Both programs require workers to stay with one employer. Neither gives workers immigrant status, or a path to Canadian citizenship.

"For 50 years, the SAWP has been framed as being used to meet acute labour shortage in periods we need more workers, but it's actually meeting a long-term labour demand," Jenna Hennebry, director of the International Migrant Research Centre at Wilfrid Laurier University, told me.

In its first year, SAWP brought in 63 migrants from Jamaica. Now, about 17,000 farm labourers come annually to Ontario alone, and Dr. Hennebry said the average SAWP migrant now comes here for 10 years in a row.

"These workers live in conditions most Canadians would not accept, often with no access to phone or transportation," she added. In July, 32 workers lost all of their possessions when the Brant County barn in which they lived burned down. This summer, a reporter for The Globe saw a farm workers' dorm where 150 people slept in one open-air barracks.

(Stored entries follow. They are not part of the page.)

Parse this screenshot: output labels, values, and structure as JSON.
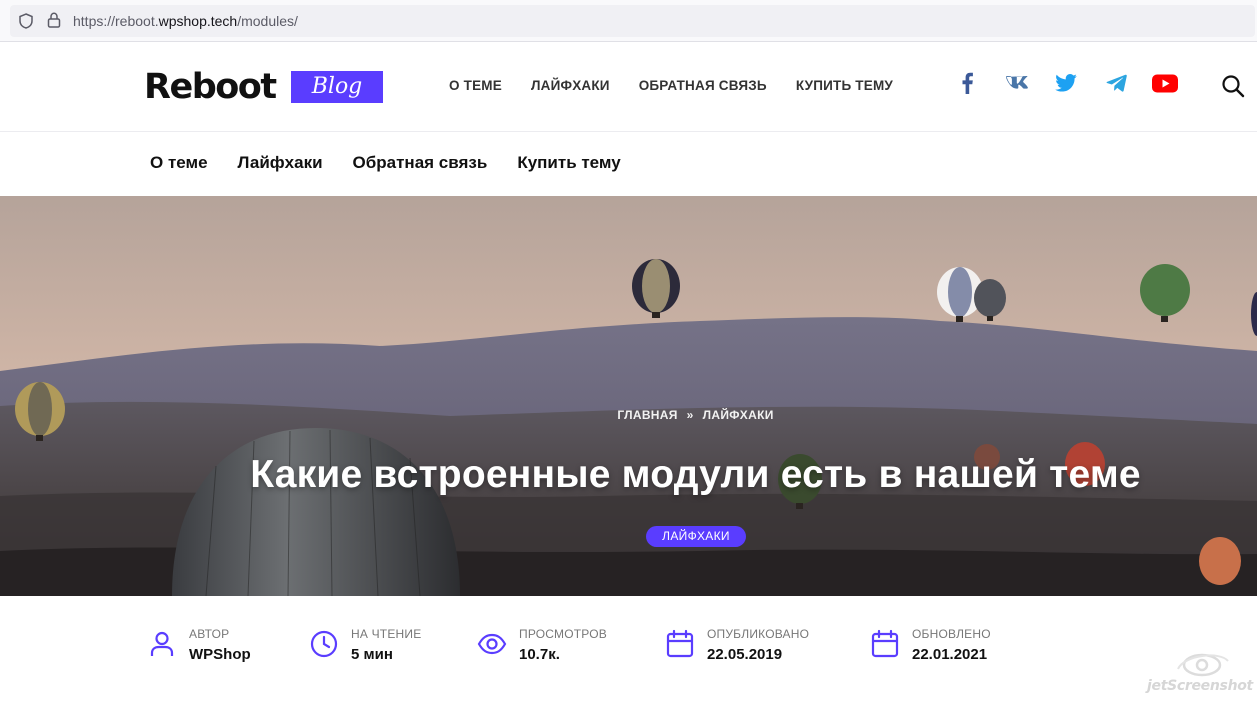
{
  "browser": {
    "url_prefix": "https://reboot.",
    "url_host": "wpshop.tech",
    "url_path": "/modules/",
    "icons": [
      "shield-icon",
      "lock-icon"
    ]
  },
  "header": {
    "logo_text": "Reboot",
    "logo_badge": "Blog",
    "nav": [
      "О ТЕМЕ",
      "ЛАЙФХАКИ",
      "ОБРАТНАЯ СВЯЗЬ",
      "КУПИТЬ ТЕМУ"
    ],
    "social": [
      {
        "name": "facebook-icon",
        "color": "#3b5998"
      },
      {
        "name": "vk-icon",
        "color": "#4a76a8"
      },
      {
        "name": "twitter-icon",
        "color": "#1da1f2"
      },
      {
        "name": "telegram-icon",
        "color": "#2ca5e0"
      },
      {
        "name": "youtube-icon",
        "color": "#ff0000"
      }
    ],
    "search_icon": "search-icon"
  },
  "subnav": [
    "О теме",
    "Лайфхаки",
    "Обратная связь",
    "Купить тему"
  ],
  "hero": {
    "breadcrumb_home": "ГЛАВНАЯ",
    "breadcrumb_sep": "»",
    "breadcrumb_category": "ЛАЙФХАКИ",
    "title": "Какие встроенные модули есть в нашей теме",
    "tag": "ЛАЙФХАКИ"
  },
  "meta": [
    {
      "icon": "user-icon",
      "label": "АВТОР",
      "value": "WPShop"
    },
    {
      "icon": "clock-icon",
      "label": "НА ЧТЕНИЕ",
      "value": "5 мин"
    },
    {
      "icon": "eye-icon",
      "label": "ПРОСМОТРОВ",
      "value": "10.7к."
    },
    {
      "icon": "calendar-icon",
      "label": "ОПУБЛИКОВАНО",
      "value": "22.05.2019"
    },
    {
      "icon": "calendar-icon",
      "label": "ОБНОВЛЕНО",
      "value": "22.01.2021"
    }
  ],
  "watermark": "jetScreenshot",
  "colors": {
    "accent": "#5a3dff",
    "meta_icon": "#5a3dff"
  }
}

Although SAWP workers are entitled to provincial health insurance when they arrive, those who are injured are often "medically repatriated" to their home country. In 2014, the Canadian Medical Association Journal reported that 787 migrant farm workers were medically repatriated between 2001 and 2011. These workers also pay employment insurance and pension-plan premiums, as well as income tax.

On Sept. 1, the activist group Justicia for Migrant Workers kicked off "Harvesting Freedom," a farm labourers' march through Southern Ontario that is to end in Ottawa on Oct. 3. Its demand is that migrant workers be given landed immigrant status as soon as they arrive.

"Permanent residency on arrival has challenges, but there's no reason there can't be an avenue," said Dr. Hennebry, who is to speak at a Sept. 19 Harvesting Freedom event in Waterloo. She has previously shared her views with the House of Commons and the Senate, and recently addressed a UN forum in Geneva on migration and development.

She believes that the lack of a path to citizenship for migrant workers is tarnishing Canada's image. Similar programs elsewhere let workers apply for residency after a given time period. This includes Britain and Spain, which also lets migrants bring their families along during work periods.

In the Greenhouse Canada article, Mr. Cervini called SAWP a "win-win" because agricultural companies get workers, and migrants earn money to send home. Dr. Hennebry estimates that amounts, on average, to about $9,900 a worker each year.

Mr. Cervini went on to say that he enjoyed getting to know the migrants, especially one worker who had been returning to one of his greenhouses for 27 years. For nearly three decades, then, a person who laboured to produce Canadian food had spent two-thirds of the year away from home, in a situation that affords no possibility of citizenship, no pension and no guarantee of health care here after an injury.

In this season of abundance, Canada should do better than that.